It’s a horrific story. 486 animals had died at South Lakes zoo in the space of over four years, frequently as a result of poor husbandry practices, and sometimes found still decaying in the enclosure. The owner, David Gill (whose attitude has been of concern for the zoo community for a while now), has been refused the licence and it all seems likely the place will, rightly, be closed.
South Lakes is a bad zoo; it is not, however some press opinions have already starting hinting, an example typical of zoos. These articles range from suggesting that live animals on public display is a bygone that should be replaced by virtual reality, to saying that all zoos should be outright banned.
On top of this mess, the tragic news broke yesterday that in a historical first, a rhino at Paris Zoo was killed by poachers. It’s horn removed to fuel the illegal trade, this confirmed fears that not even captive rhinos are completely safe (a notion that Kent zoos Howletts and Port Lympne took very seriously when they employed round-the-clock security for their animals). I’m almost certain this incident will be twisted into a ‘zoos aren’t safe for animals’ story by the animal rights lobby, at what must be an incredibly difficult time for the keepers at Paris, much in the same way the events surrounding the death of Harambe the gorilla were portrayed last year.

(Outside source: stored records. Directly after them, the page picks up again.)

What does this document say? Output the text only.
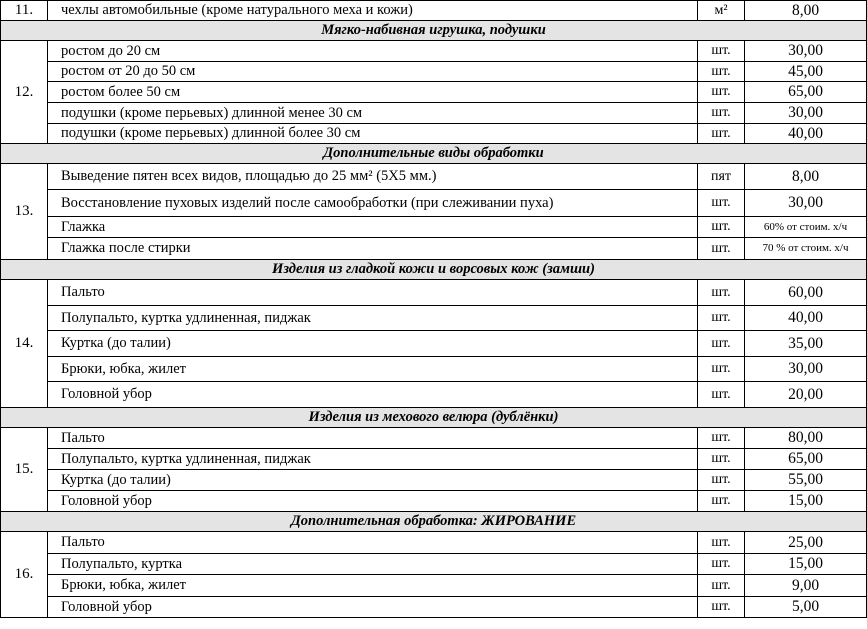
11.	чехлы автомобильные (кроме натурального меха и кожи)	м²	8,00
Мягко-набивная игрушка, подушки			
12.	ростом до 20 см	шт.	30,00
	ростом от 20 до 50 см	шт.	45,00
	ростом более 50 см	шт.	65,00
	подушки (кроме перьевых) длинной менее 30 см	шт.	30,00
	подушки (кроме перьевых) длинной более 30 см	шт.	40,00
Дополнительные виды обработки			
13.	Выведение пятен всех видов, площадью до 25 мм² (5Х5 мм.)	пят	8,00
	Восстановление пуховых изделий после самообработки (при слеживании пуха)	шт.	30,00
	Глажка	шт.	60% от стоим. х/ч
	Глажка после стирки	шт.	70 % от стоим. х/ч
Изделия из гладкой кожи и ворсовых кож (замши)			
14.	Пальто	шт.	60,00
	Полупальто, куртка удлиненная, пиджак	шт.	40,00
	Куртка (до талии)	шт.	35,00
	Брюки, юбка, жилет	шт.	30,00
	Головной убор	шт.	20,00
Изделия из мехового велюра (дублёнки)			
15.	Пальто	шт.	80,00
	Полупальто, куртка удлиненная, пиджак	шт.	65,00
	Куртка (до талии)	шт.	55,00
	Головной убор	шт.	15,00
Дополнительная обработка: ЖИРОВАНИЕ			
16.	Пальто	шт.	25,00
	Полупальто, куртка	шт.	15,00
	Брюки, юбка, жилет	шт.	9,00
	Головной убор	шт.	5,00
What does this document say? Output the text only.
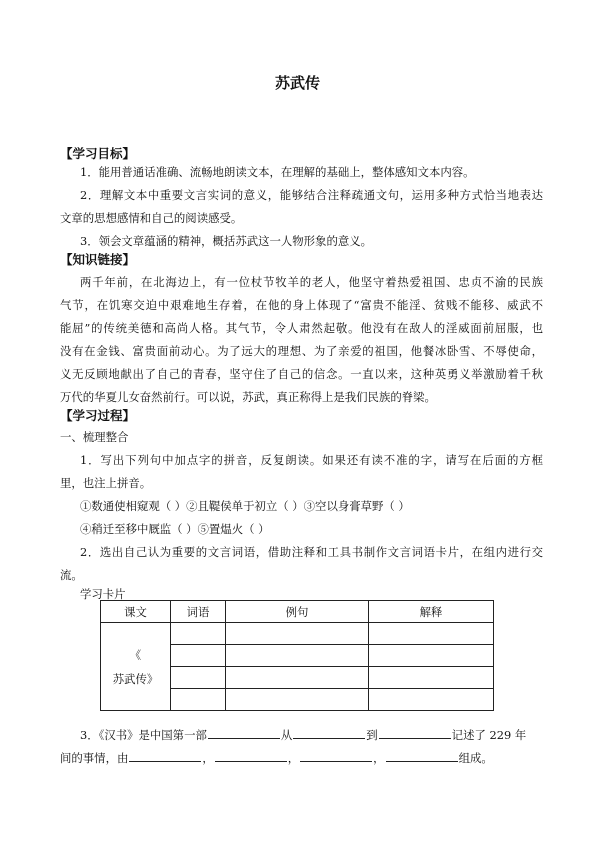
苏武传
【学习目标】
1．能用普通话准确、流畅地朗读文本，在理解的基础上，整体感知文本内容。
2．理解文本中重要文言实词的意义，能够结合注释疏通文句，运用多种方式恰当地表达
文章的思想感情和自己的阅读感受。
3．领会文章蕴涵的精神，概括苏武这一人物形象的意义。
【知识链接】
两千年前，在北海边上，有一位杖节牧羊的老人，他坚守着热爱祖国、忠贞不渝的民族
气节，在饥寒交迫中艰难地生存着，在他的身上体现了“富贵不能淫、贫贱不能移、威武不
能屈”的传统美德和高尚人格。其气节，令人肃然起敬。他没有在敌人的淫威面前屈服，也
没有在金钱、富贵面前动心。为了远大的理想、为了亲爱的祖国，他餐冰卧雪、不辱使命，
义无反顾地献出了自己的青春，坚守住了自己的信念。一直以来，这种英勇义举激励着千秋
万代的华夏儿女奋然前行。可以说，苏武，真正称得上是我们民族的脊梁。
【学习过程】
一、梳理整合
1．写出下列句中加点字的拼音，反复朗读。如果还有读不准的字，请写在后面的方框
里，也注上拼音。
①数通使相窥观（ ）②且鞮侯单于初立（ ）③空以身膏草野（ ）
④稍迁至移中厩监（ ）⑤置煴火（ ）
2．选出自己认为重要的文言词语，借助注释和工具书制作文言词语卡片，在组内进行交
流。
学习卡片
课文	词语	例句	解释

《
苏武传》			

3．《汉书》是中国第一部	从	到	记述了 229 年
间的事情，由	，	，	，	组成。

And yet, as if in defiance of the recent events at South Lakes, renowned conservation charity (and one of my personal favourites) Durrell Wildlife Conservation Park announced this week they would be changing the name of their HQ at Durrell Wildlife Park back to Jersey Zoo, just as the great Gerald Durrell originally founded it. “10 years ago we made the decision to avoid the word zoo because of its perceived negative connotations,” said Lee Durrell. ‘Today we embrace it.”
One only has to visit Durrell (Jersey Zoo), speak to their staff and students, and read up on their fieldwork, to see that while on paper both they and South Lakes are similar in the sense they both keep wild animals in captivity that the public can see, they are worlds apart beyond this superficiality. Far from a prison, it feels like a paradise. The animals live in superb conditions, the staff are skilled and passionate, and the legacy of their founder’s “never say die” motto is ingrained into the grounds. It is just one of many high quality, good zoos we have in the UK.

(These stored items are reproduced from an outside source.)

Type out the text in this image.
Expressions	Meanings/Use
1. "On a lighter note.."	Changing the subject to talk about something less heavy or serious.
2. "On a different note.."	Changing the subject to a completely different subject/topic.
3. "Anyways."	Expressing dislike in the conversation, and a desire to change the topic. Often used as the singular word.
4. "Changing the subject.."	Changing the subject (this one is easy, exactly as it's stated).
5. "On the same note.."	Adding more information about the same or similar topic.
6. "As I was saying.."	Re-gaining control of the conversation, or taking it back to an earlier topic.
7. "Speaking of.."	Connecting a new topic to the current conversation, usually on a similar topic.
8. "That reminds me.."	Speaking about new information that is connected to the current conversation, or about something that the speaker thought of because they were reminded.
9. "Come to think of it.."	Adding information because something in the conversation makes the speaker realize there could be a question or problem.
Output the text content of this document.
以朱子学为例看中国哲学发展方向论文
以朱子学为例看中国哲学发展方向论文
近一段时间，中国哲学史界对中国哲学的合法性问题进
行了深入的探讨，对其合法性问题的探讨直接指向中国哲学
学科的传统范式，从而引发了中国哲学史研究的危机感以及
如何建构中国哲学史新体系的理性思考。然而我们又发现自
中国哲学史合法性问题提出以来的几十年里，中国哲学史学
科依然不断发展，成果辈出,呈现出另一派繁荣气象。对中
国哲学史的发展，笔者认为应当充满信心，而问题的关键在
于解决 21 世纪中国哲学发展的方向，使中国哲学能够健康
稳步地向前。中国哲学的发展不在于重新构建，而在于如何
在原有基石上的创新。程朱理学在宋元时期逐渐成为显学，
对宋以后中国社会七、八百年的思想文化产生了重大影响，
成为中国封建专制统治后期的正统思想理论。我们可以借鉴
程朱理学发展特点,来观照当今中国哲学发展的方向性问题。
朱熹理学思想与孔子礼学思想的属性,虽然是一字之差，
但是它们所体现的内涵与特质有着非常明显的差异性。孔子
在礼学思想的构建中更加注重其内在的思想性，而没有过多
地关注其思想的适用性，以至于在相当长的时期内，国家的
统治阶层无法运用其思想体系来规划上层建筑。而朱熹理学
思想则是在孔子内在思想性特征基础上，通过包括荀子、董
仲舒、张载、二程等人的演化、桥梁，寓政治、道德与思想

That’s not to say everything is perfect within them, and the management and keepers are well aware of that. Having volunteered at four zoos in the time while I’ve still been in education (New Forest Wildlife Park, Cornish Seal Sanctuary & Isle of Wight Zoo as a keeper, Marwell Zoo in outreach), I can say without a doubt that zookeepers are among the most dedicated and empathetic people I know. When it comes to the care of the animals, they are constantly seeking to make their lives better – whether it is using their spare time to design enrichment, or sharing newfound knowledge in journals with the wider community. And these new findings will continue to shape the way zoos look in the future. Twycross Zoo announced this week that they would be moving on their elephants, following the example set by urban collections such as London, Bristol and Dudley well over 15 years before. Elephants are just one species that will become increasingly rare in zoos as the years go by, with only the best, open-range places that can provide the space, appropriate social grouping and keeper expertise maintaining them. It’s just one of the many changes for the better we will be seeing in the zoo world over the coming years.

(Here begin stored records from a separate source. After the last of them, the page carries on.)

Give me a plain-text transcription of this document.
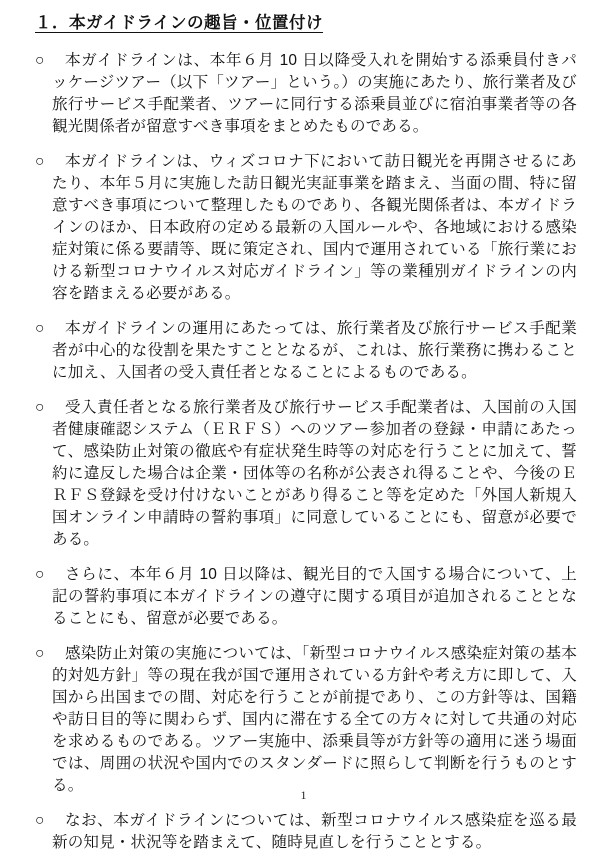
１．本ガイドラインの趣旨・位置付け

○ 本ガイドラインは、本年６月 10 日以降受入れを開始する添乗員付きパッケージツアー（以下「ツアー」という。）の実施にあたり、旅行業者及び旅行サービス手配業者、ツアーに同行する添乗員並びに宿泊事業者等の各観光関係者が留意すべき事項をまとめたものである。
○ 本ガイドラインは、ウィズコロナ下において訪日観光を再開させるにあたり、本年５月に実施した訪日観光実証事業を踏まえ、当面の間、特に留意すべき事項について整理したものであり、各観光関係者は、本ガイドラインのほか、日本政府の定める最新の入国ルールや、各地域における感染症対策に係る要請等、既に策定され、国内で運用されている「旅行業における新型コロナウイルス対応ガイドライン」等の業種別ガイドラインの内容を踏まえる必要がある。
○ 本ガイドラインの運用にあたっては、旅行業者及び旅行サービス手配業者が中心的な役割を果たすこととなるが、これは、旅行業務に携わることに加え、入国者の受入責任者となることによるものである。
○ 受入責任者となる旅行業者及び旅行サービス手配業者は、入国前の入国者健康確認システム（ＥＲＦＳ）へのツアー参加者の登録・申請にあたって、感染防止対策の徹底や有症状発生時等の対応を行うことに加えて、誓約に違反した場合は企業・団体等の名称が公表され得ることや、今後のＥＲＦＳ登録を受け付けないことがあり得ること等を定めた「外国人新規入国オンライン申請時の誓約事項」に同意していることにも、留意が必要である。
○ さらに、本年６月 10 日以降は、観光目的で入国する場合について、上記の誓約事項に本ガイドラインの遵守に関する項目が追加されることとなることにも、留意が必要である。
○ 感染防止対策の実施については、「新型コロナウイルス感染症対策の基本的対処方針」等の現在我が国で運用されている方針や考え方に即して、入国から出国までの間、対応を行うことが前提であり、この方針等は、国籍や訪日目的等に関わらず、国内に滞在する全ての方々に対して共通の対応を求めるものである。ツアー実施中、添乗員等が方針等の適用に迷う場面では、周囲の状況や国内でのスタンダードに照らして判断を行うものとする。
○ なお、本ガイドラインについては、新型コロナウイルス感染症を巡る最新の知見・状況等を踏まえて、随時見直しを行うこととする。
1
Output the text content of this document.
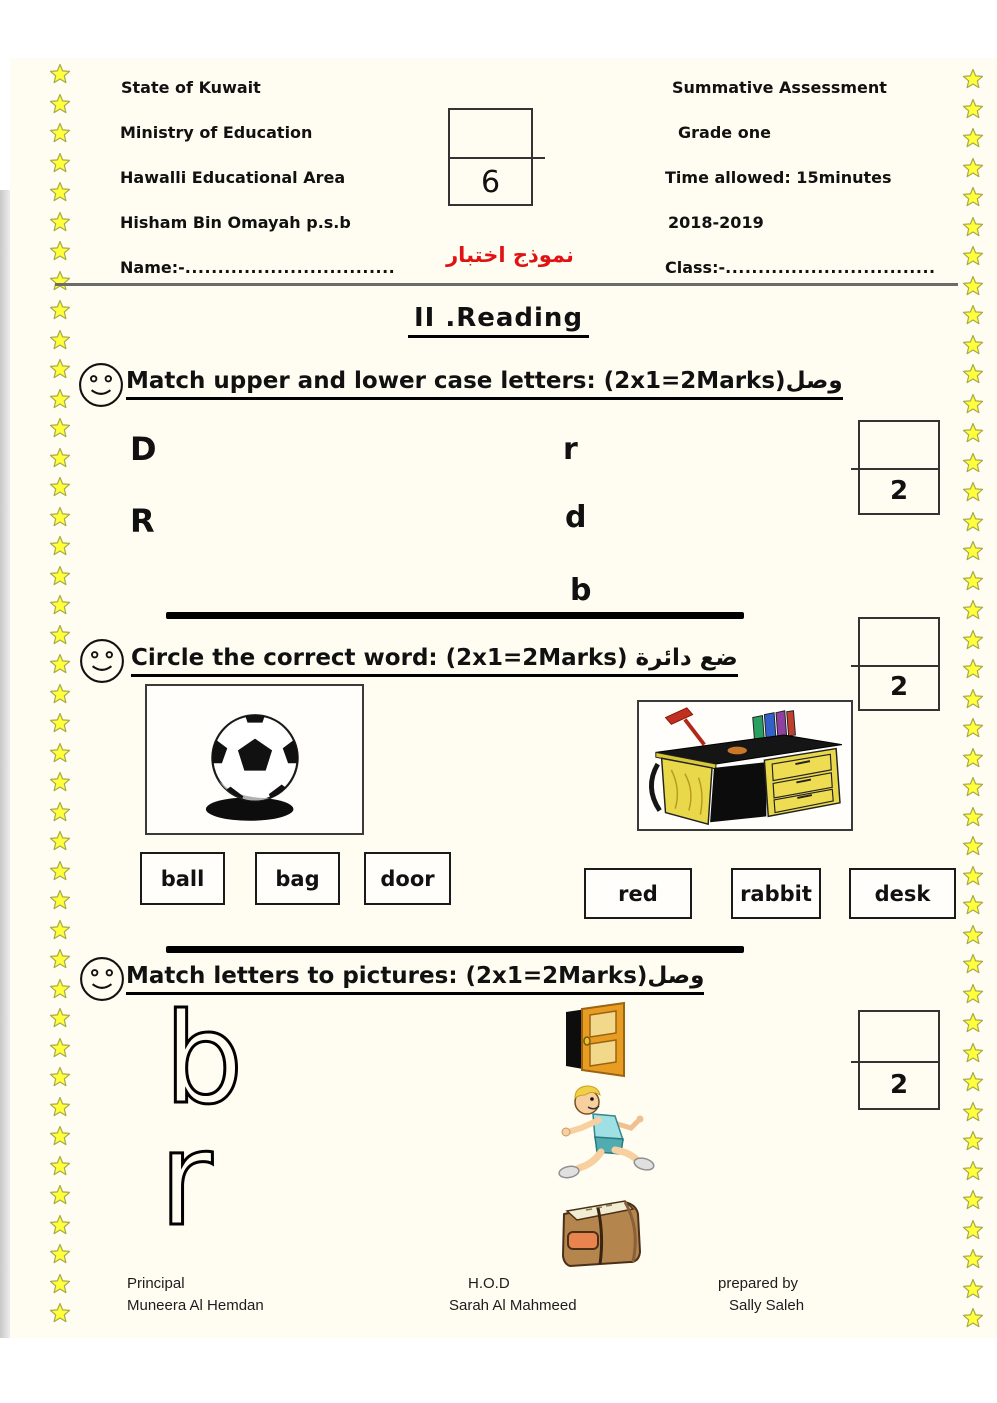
State of Kuwait
Ministry of Education
Hawalli Educational Area
Hisham Bin Omayah p.s.b
Name:-................................
Summative Assessment
Grade one
Time allowed: 15minutes
2018-2019
Class:-................................
6
نموذج اختبار
II .Reading
Match upper and lower case letters: (2x1=2Marks)وصل
D
R
r
d
b
2
Circle the correct word: (2x1=2Marks) ضع دائرة
2
ball	bag	door
red	rabbit	desk
Match letters to pictures: (2x1=2Marks)وصل
2
b
r
Principal
Muneera Al Hemdan
H.O.D
Sarah Al Mahmeed
prepared by
Sally Saleh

And in a world of continual biodiversity loss and urban disconnection from nature, zoos have a huge part to play. It’s likely the preconceived roles as ‘noahs arks’ by maintaining captive populations of endangered species, won’t be the priority rationale, as habitats deteriorate and species become more acclimatised to captivity over time. But in terms of short-term release projects where appropriate, and perhaps more importantly, in continual funding/management of field programmes and the sharing of skills and expertise to these projects, zoos can play a crucial role in the conservation toolbox.
And as alluded to earlier, the fact you’re dealing with real live animals means zoos are a hugely effective public engagement tool – one that virtual reality simply can’t match. To be overwhelmed by a gorilla, smell an ocelot or feel the rush of air as a fruit bat flies over your head is an unreplicable experience that can be life-changing for many (particularly children) who can’t afford to see these animals in the wild. Again, there is room to improve: the educational potential of a lot of zoos is untapped, and examples like the Arizona-Sonora Desert Museum shows you can have dynamic centres with naturalistic exhibits that tell the story of the whole ecosystems, not just the animals, while simultaneously acting as focal points for the community and embracing the more creative side of natural history engagement.
The events unfolding at South Lakes are unpleasant, as is the case at many bad zoos around the world which should either be reformed or closed at once. But the take home message is that done appropriately, days out at the zoo shouldn’t become a thing of the past. We need them more than ever to inspire a better future.